Friday 3 October 2014

Electric fence at the orchard

We're planning to install an electric fence at the orchard during the next two weeks. It will be positioned outside of the recently laid hedge on the field side of the orchard. The wire fence at the road side will not be electrified. The fence will be of a semi-permanent construction running for approximately 100 metres, with wooden posts spaced at 10-15 metres. There will be  temporary green plastic push-in posts supporting the wire between the wooden posts. Once the hedge has grown strong enough to repel browsing farm animals the fence will be removed.

The fence will be built using five strands of galvanised braided wire (1.6 mm) and a top strand of white poly-electric fence rope. The fence design is is aimed to prevent sheep from damaging the hedge or the fruit trees in the orchard. They did a lot of damage last winter.

The fence will have a powerful charge capable of penetrating the insulating wool of the sheep, probably in the region of 8000V. It is about twice the power needed for a electric fence configured for horses/cows. While the charge on the fence is not dangerous it would be very unpleasant for you if you touch the fence and get a shock. It would be similarly unpleasant for a dog.

We'll be labelling the fence according to the regulations. It will be possible to access it from the public footpath if you wander off the path and trespass into the farmer's field. However it will not affect access to the public path.

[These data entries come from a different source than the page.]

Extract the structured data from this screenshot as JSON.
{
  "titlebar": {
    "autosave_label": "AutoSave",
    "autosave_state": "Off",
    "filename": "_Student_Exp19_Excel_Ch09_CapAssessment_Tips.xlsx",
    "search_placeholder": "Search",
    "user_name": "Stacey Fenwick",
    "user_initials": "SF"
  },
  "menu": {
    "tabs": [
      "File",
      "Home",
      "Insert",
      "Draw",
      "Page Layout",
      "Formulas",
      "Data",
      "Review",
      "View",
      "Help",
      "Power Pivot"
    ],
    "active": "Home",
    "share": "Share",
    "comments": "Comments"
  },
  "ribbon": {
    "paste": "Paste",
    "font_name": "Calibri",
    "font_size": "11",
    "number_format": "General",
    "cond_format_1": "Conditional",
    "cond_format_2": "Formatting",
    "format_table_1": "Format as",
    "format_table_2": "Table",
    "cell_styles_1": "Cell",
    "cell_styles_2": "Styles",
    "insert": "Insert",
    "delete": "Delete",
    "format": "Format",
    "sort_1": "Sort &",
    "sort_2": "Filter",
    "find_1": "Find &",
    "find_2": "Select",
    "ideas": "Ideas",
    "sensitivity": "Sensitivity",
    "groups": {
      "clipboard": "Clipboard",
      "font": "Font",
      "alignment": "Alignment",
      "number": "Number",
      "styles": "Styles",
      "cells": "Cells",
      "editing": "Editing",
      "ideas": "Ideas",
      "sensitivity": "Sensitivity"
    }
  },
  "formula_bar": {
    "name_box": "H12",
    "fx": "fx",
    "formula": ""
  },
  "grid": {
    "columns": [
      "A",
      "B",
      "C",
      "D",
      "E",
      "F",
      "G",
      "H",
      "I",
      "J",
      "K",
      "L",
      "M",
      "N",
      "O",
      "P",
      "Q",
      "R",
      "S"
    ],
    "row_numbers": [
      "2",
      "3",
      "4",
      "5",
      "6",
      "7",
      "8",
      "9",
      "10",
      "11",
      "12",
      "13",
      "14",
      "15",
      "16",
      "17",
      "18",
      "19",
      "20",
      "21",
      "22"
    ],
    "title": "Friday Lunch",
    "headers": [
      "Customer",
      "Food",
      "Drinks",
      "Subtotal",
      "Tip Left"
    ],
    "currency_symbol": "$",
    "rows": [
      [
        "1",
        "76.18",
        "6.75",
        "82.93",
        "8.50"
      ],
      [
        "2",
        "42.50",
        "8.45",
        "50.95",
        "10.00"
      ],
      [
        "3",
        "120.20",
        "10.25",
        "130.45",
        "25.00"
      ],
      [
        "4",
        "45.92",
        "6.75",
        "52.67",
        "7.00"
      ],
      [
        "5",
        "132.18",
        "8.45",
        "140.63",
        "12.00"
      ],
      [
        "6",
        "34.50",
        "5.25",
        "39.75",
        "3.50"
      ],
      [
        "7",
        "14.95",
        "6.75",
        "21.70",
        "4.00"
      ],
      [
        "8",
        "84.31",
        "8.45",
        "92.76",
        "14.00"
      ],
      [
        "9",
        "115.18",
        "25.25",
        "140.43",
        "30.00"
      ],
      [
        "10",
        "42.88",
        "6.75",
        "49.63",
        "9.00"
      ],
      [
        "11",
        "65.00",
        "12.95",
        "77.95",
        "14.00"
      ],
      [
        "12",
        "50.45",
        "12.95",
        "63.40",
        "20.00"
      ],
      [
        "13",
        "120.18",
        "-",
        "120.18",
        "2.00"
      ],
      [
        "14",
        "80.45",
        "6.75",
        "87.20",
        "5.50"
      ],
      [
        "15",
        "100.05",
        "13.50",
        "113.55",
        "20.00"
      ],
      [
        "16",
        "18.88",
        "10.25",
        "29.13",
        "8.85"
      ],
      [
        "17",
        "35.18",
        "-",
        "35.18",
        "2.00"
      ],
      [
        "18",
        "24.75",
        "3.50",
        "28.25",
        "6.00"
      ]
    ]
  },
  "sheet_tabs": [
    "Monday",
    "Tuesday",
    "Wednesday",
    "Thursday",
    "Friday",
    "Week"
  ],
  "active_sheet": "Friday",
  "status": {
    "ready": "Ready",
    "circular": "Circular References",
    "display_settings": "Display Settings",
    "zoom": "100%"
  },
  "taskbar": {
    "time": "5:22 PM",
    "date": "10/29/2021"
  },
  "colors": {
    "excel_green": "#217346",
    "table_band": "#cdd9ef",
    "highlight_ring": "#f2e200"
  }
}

The legislation sets out specific safety regulations which must be adhered to.  These are as follows:
  • Every electric fence must carry a suitable warning sign:
    • The sign should have the size of at least 100mm x 200mm.
    • It is recommended that the basic colour of the sign be yellow with black inscription and should use the words "ELECTRIC FENCE".
    • The inscription shall be permanent, inscribed on both sides and have a height of at least 25mm.
  • An electric fence when installed in such a position that members of the public might reasonably be expected to touch it, such as along a public road or highway or as a boundary fence, should be identified by a number of warning signs (as explained above) which must be clamped to the fence wires at intervals recommended to be of approximately 10m to 50m, but not exceeding 90m.
  • A clear warning notice should also be fitted at every point where persons may have ready access to the electric wires, rope or tape. The notice should bear the words 'LIVE WIRES' in block letters not less than 13mm high, the letters should be red on a white background and the size of each notice should be not less than 62mm x 50mm overall.